Nester Carla, Decker Dima A, Meier Matthias, Aslam Shakil, Bomback Andrew S, Caravaca-Fontán Fernando, Cook Terence H, Feldman David L, Fremeaux-Bacchi Veronique, Gale Daniel P, Gooch Ann, Johnson Sally, Licht Christoph, Mathur Mohit, Pickering Matthew C, Praga Manuel, Remuzzi Giuseppe, Selvarajah Viknesh, Smith Richard J, Tabriziani Hossein, van de Kar Nicole, Wang Yaqin, Wong Edwin, Mistry Kirtida, Lim Mark, Portillo Cesia, Balogun Seyi, Trachtman Howard, Thompson Aliza
Department of Pediatrics, Division of Nephrology, Carver College of Medicine, University of Iowa, Iowa City, Iowa.
Apellis Pharmaceuticals Inc., Waltham, Massachusetts.
Clin J Am Soc Nephrol. 2024 Sep 1;19(9):1201-1208. doi: 10.2215/CJN.0000000000000505. Epub 2024 Jun 3.
Randomized clinical trials are underway to evaluate the efficacy of novel agents targeting the alternative complement pathway in patients with C3 glomerulopathy (C3G), a rare glomerular disease. The Kidney Health Initiative convened a panel of experts in C3G to ( 1 ) assess the data supporting the use of the prespecified trial end points as measures of clinical benefit and ( 2 ) opine on efficacy findings they would consider compelling as treatment(s) of C3G in native kidneys. Two subpanels of the C3G Trial Endpoints Work Group reviewed the available evidence and uncertainties for the association between the three prespecified end points-( 1 ) proteinuria, ( 2 ) eGFR, and ( 3 ) histopathology-and anticipated outcomes. The full work group provided feedback on the summaries provided by the subpanels and on what potential treatment effects on the proposed end points they would consider compelling to support evidence of an investigational product's effectiveness for treating C3G. Members of the full work group agreed with the characterization of the data, evidence, and uncertainties, supporting the end points. Given the limitations of the available data, the work group was unable to define a minimum threshold for change in any of the end points that might be considered clinically meaningful.
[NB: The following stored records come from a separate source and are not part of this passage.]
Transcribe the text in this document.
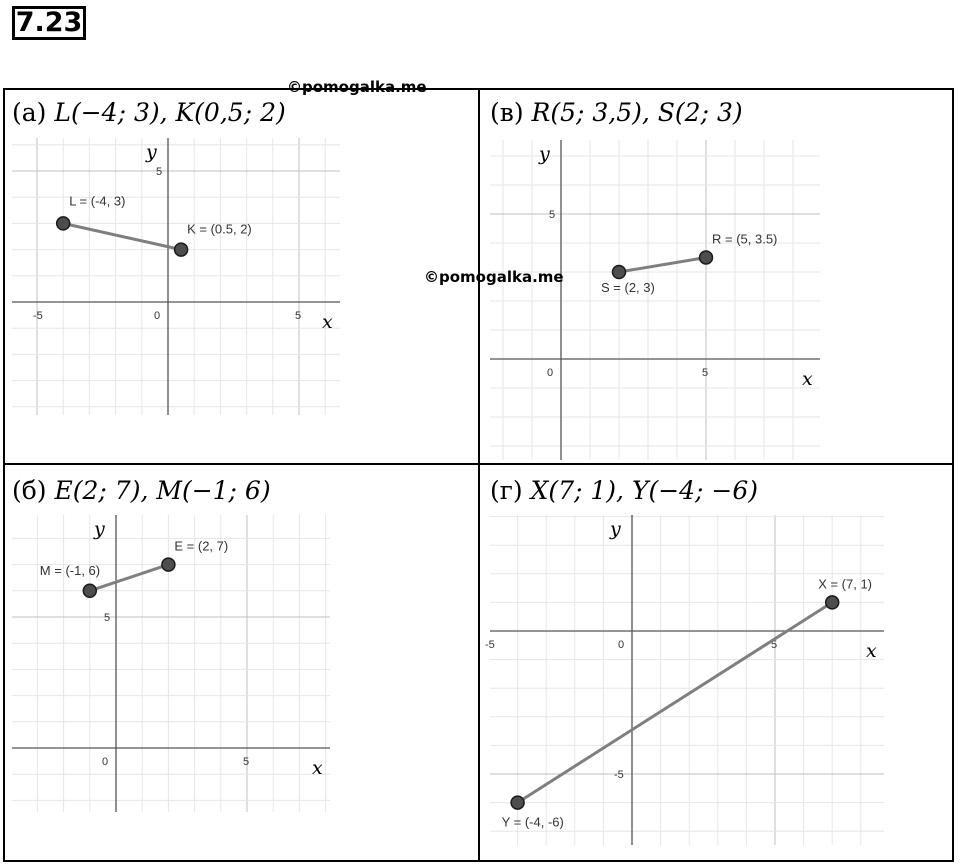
7.23
©pomogalka.me
(а) L(−4; 3), K(0,5; 2)	(в) R(5; 3,5), S(2; 3)
(б) E(2; 7), M(−1; 6)	(г) X(7; 1), Y(−4; −6)
-5	0	5
5
x
y
L = (-4, 3)
K = (0.5, 2)
0	5
5
x
y
R = (5, 3.5)
S = (2, 3)
0	5
5
x
y
E = (2, 7)
M = (-1, 6)
-5	0	5
-5
x
y
X = (7, 1)
Y = (-4, -6)
©pomogalka.me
The work group concluded that a favorable treatment effect on all three end points would provide convincing evidence of efficacy in the setting of a therapy that targeted the complement pathway. A therapy might be considered effective in the absence of complete alignment in all three end points if there was meaningful lowering of proteinuria and stabilization or improvement in eGFR. The panel unanimously supported efforts to foster data sharing between academic and industry partners to address the gaps in the current knowledge identified by the review of the end points in the aforementioned trials.
随机临床试验正在进行中,以评估新型药物靶向替代补体途径治疗C3肾小球病(C3G,一种罕见的肾小球疾病)患者的疗效。肾脏健康倡议组织召集了一个C3G专家小组,以(1)评估支持使用预先指定的试验终点作为临床获益衡量指标的数据,以及(2)对他们认为可作为C3G天然肾脏治疗令人信服的疗效结果发表意见。C3G试验终点工作组的两个小组审查了三个预先指定终点(1)蛋白尿、(2)估算肾小球滤过率(eGFR)和(3)组织病理学与预期结果之间关联的现有证据和不确定性。整个工作组就各小组提供的总结以及他们认为对拟议终点具有何种潜在治疗效果才足以支持研究产品治疗C3G有效性证据的问题提供了反馈。整个工作组的成员同意对数据、证据和不确定性的描述,支持这些终点。鉴于现有数据的局限性,工作组无法确定任何可能被视为具有临床意义的终点变化的最低阈值。工作组得出结论,对所有三个终点产生有利的治疗效果将为针对补体途径的治疗提供令人信服的疗效证据。如果蛋白尿有显著降低且eGFR稳定或改善,即使在所有三个终点未完全一致的情况下,一种治疗也可能被认为是有效的。该小组一致支持促进学术和行业合作伙伴之间数据共享的努力,以填补上述试验终点审查所发现的当前知识空白。